#mysql #mariadb #unix-socket
#mysql #mariadb #unix-сокет
Вопрос:
Я проинформировал себя, и, по-видимому, должно быть соединение от zb. для создания PHP-скрипта через unix_soket (пароль не требуется, и соединение работает только через localhost), поскольку TCP-соединение не установлено, и, следовательно, подслушивание невозможно.
Правильно ли, что безопасно использовать Unix_socket или он подходит только для корневых подключений (и всегда ли он без пароля или я могу добавить пароль в unix_socket?)
Комментарии:
1. В вашей базе данных всегда должен быть пароль. Оставлять это открытым — значит напрашиваться на неприятности.
2. Но unix поддерживает только локальные соединения, поэтому нет возможности войти извне сети, а с Unix_socked вам не нужен SSL
Ответ №1:
В базе знаний unix_socket MariaDB есть описание компромиссов.

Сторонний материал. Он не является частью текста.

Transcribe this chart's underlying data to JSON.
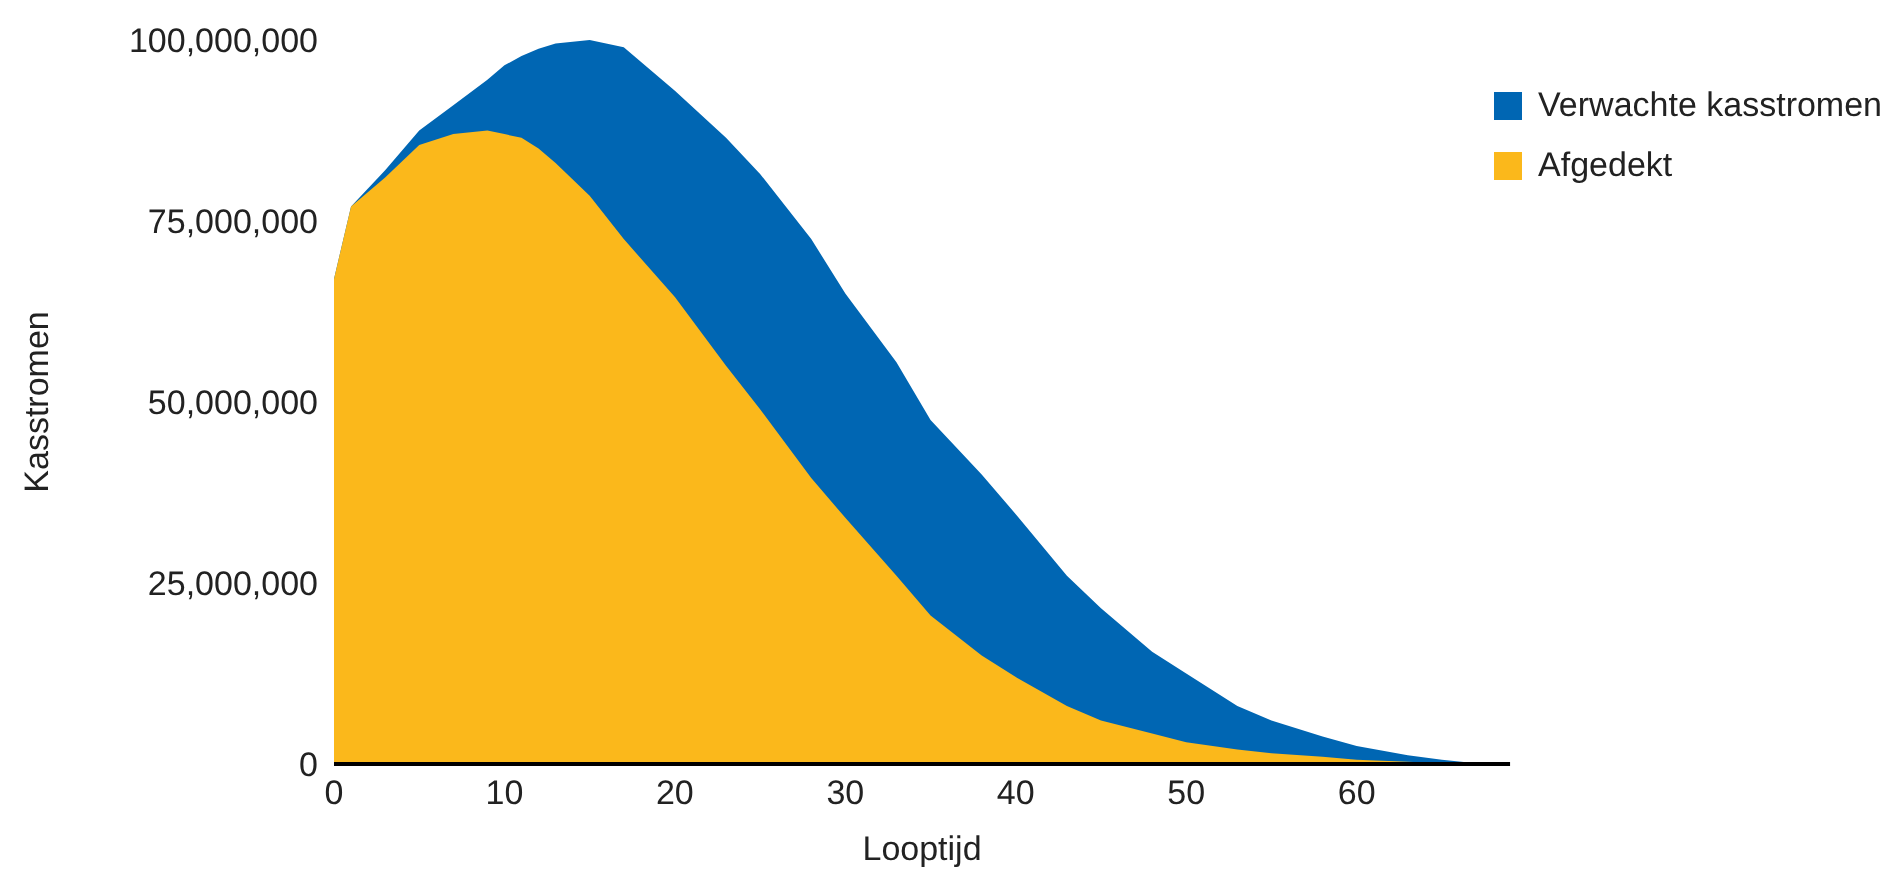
{
  "chart_data": {
    "type": "area",
    "xlabel": "Looptijd",
    "ylabel": "Kasstromen",
    "x": [
      0,
      1,
      3,
      5,
      7,
      9,
      10,
      11,
      12,
      13,
      15,
      17,
      20,
      23,
      25,
      28,
      30,
      33,
      35,
      38,
      40,
      43,
      45,
      48,
      50,
      53,
      55,
      58,
      60,
      63,
      65,
      67,
      69
    ],
    "series": [
      {
        "name": "Verwachte kasstromen",
        "color": "#0066b3",
        "values": [
          67000000,
          77000000,
          82000000,
          87500000,
          91000000,
          94500000,
          96500000,
          97800000,
          98800000,
          99500000,
          100000000,
          99000000,
          93000000,
          86500000,
          81500000,
          72500000,
          65000000,
          55500000,
          47500000,
          40000000,
          34500000,
          26000000,
          21500000,
          15500000,
          12500000,
          8000000,
          6000000,
          3800000,
          2500000,
          1200000,
          600000,
          100000,
          0
        ]
      },
      {
        "name": "Afgedekt",
        "color": "#fbb81b",
        "values": [
          67000000,
          77000000,
          81000000,
          85500000,
          87000000,
          87500000,
          87000000,
          86500000,
          85000000,
          83000000,
          78500000,
          72500000,
          64500000,
          55000000,
          49000000,
          39500000,
          34000000,
          26000000,
          20500000,
          15000000,
          12000000,
          8000000,
          6000000,
          4200000,
          3000000,
          2000000,
          1500000,
          1000000,
          600000,
          300000,
          100000,
          0,
          0
        ]
      }
    ],
    "xlim": [
      0,
      69
    ],
    "xticks": [
      0,
      10,
      20,
      30,
      40,
      50,
      60
    ],
    "ylim": [
      0,
      100000000
    ],
    "yticks": [
      0,
      {
        "value": 25000000,
        "label": "25,000,000"
      },
      {
        "value": 50000000,
        "label": "50,000,000"
      },
      {
        "value": 75000000,
        "label": "75,000,000"
      },
      {
        "value": 100000000,
        "label": "100,000,000"
      }
    ],
    "legend": "top right"
  }
}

Все соединения через сокет unix, независимо от того, используется аутентификация unix_socket или нет, устойчивы к падению карниза.

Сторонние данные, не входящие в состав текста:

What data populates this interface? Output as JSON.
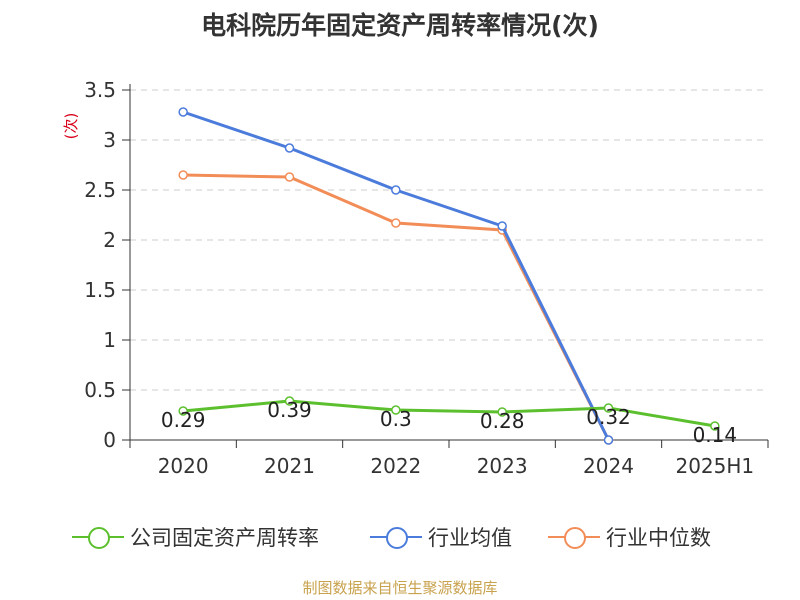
{
  "title": "电科院历年固定资产周转率情况(次)",
  "source": "制图数据来自恒生聚源数据库",
  "chart_data": {
    "type": "line",
    "title": "电科院历年固定资产周转率情况(次)",
    "ylabel": "(次)",
    "xlabel": "",
    "categories": [
      "2020",
      "2021",
      "2022",
      "2023",
      "2024",
      "2025H1"
    ],
    "ylim": [
      0,
      3.5
    ],
    "yticks": [
      "0",
      "0.5",
      "1",
      "1.5",
      "2",
      "2.5",
      "3",
      "3.5"
    ],
    "grid": true,
    "legend_position": "bottom",
    "series": [
      {
        "name": "公司固定资产周转率",
        "color": "#5cc02e",
        "values": [
          0.29,
          0.39,
          0.3,
          0.28,
          0.32,
          0.14
        ],
        "labels": [
          "0.29",
          "0.39",
          "0.3",
          "0.28",
          "0.32",
          "0.14"
        ]
      },
      {
        "name": "行业均值",
        "color": "#4b7bdb",
        "values": [
          3.28,
          2.92,
          2.5,
          2.14,
          0,
          null
        ]
      },
      {
        "name": "行业中位数",
        "color": "#f28d58",
        "values": [
          2.65,
          2.63,
          2.17,
          2.1,
          0,
          null
        ]
      }
    ]
  }
}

PHP-скрипт с паролем менее безопасен, так как при раскрытии пароля он может быть использован другими пользователями. Человеку, имеющему тот же доступ, что и запускаемый php-скрипт, необходимо будет найти пароль в скрипте. Возможно, это обеспечивает некоторую безопасность.
unix_socket одинаково эффективен для любого пользователя unix, root или любого другого.
С MariaDB-10.4 для одного пользователя возможны несколько механизмов аутентификации. Они находятся в OR контексте, поэтому добавление пароля ослабляет безопасность учетной записи.
Комментарии:
1. Поскольку я разрешаю только локальные подключения к своей базе данных, я также могу использовать пароль. Вероятно, это даже повышает безопасность, потому что, если бы кому-то удалось запустить Codeinjetion, ему понадобилось бы не только имя базы данных и пользователя, но и пароль (если я не знаю имя функции подключения). Для меня это было в первую очередь связано с безопасностью, что даже если я использую пароль, т.Е.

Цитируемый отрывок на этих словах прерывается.